Kedua, evaluasi atas pemberian insentif, karena dengan adanya transparansi dan akuntabilitas, diharapkan insentif-insentif yang diberikan tersebut dapat lebih diawasi dan dievaluasi. Efek lanjutannya adalah kebijakan pemberian insentif perpajakan dapat menjadi lebih tepat sasaran sehingga mampu memberikan efek pengganda bagi perekonomian.
Namun sekarang masih ada beberapa pelaku usaha yang belum mampu untuk memanfaatkan intensif tersebut. Dari beberapa hal tersebut, sangat disayangkan bahwa keringanan pajak yang diberikan tersebut masih kurang efektif. Sebab beberapa wajib pajak masih belum bisa menggunakan insentif pajak tersebut dengan baik perihal roda perekonomian yang terhambat.

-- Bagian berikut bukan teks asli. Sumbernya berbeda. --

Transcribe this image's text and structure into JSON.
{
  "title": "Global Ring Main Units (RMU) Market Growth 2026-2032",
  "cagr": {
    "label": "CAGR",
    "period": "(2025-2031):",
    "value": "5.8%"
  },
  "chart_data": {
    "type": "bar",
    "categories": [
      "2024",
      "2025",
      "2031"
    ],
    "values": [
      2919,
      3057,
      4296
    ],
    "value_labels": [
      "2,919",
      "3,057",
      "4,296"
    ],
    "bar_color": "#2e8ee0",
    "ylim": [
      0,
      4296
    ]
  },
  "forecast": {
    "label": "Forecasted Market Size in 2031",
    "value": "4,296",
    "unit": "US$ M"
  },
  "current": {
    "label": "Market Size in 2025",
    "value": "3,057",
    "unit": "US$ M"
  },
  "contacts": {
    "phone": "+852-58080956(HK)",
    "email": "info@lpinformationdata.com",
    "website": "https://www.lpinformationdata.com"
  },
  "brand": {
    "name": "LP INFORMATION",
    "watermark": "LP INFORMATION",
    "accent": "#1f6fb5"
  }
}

Serta banyaknya aksi ekonomi di tengah perekonomian yang tertekan membuat keringanan pajak tidak maksimal. Bahkan Kepala Badan Kebijakan Fiskal Kementerian Keuangan, Febrio Nathan Kecaribu menyatakan bahwa rasio pajak Indonesia tahun 2020 berada di posisi 8 persen ke bawah.
Ini berarti bahwa rasio ini menurun, sehingga mengakibatkan dunia usaha berada di bawah tekanan yang cukup berat. Roda ekonomi pun akan sulit untuk berputar dengan kondisi yang sangat tertekan ini. Walaupun demikian, bukan berarti insentif pajak yang sudah di jalankan ini gagal, namun kurang efektif.
Dan perlu diketahui bahwa persoalan yang sangat penting dan mendasar yang harus dituntaskan adalah masalah rasio pajak. Karena ketika rasio pajak menurun, maka menyebabkan sulitnya pemulihan ekonomi walau insentif telah diberikan. Oleh karena itu pemerintah harus memperhatikan segala aspek untk keberlangsungan insentif yang diberikan.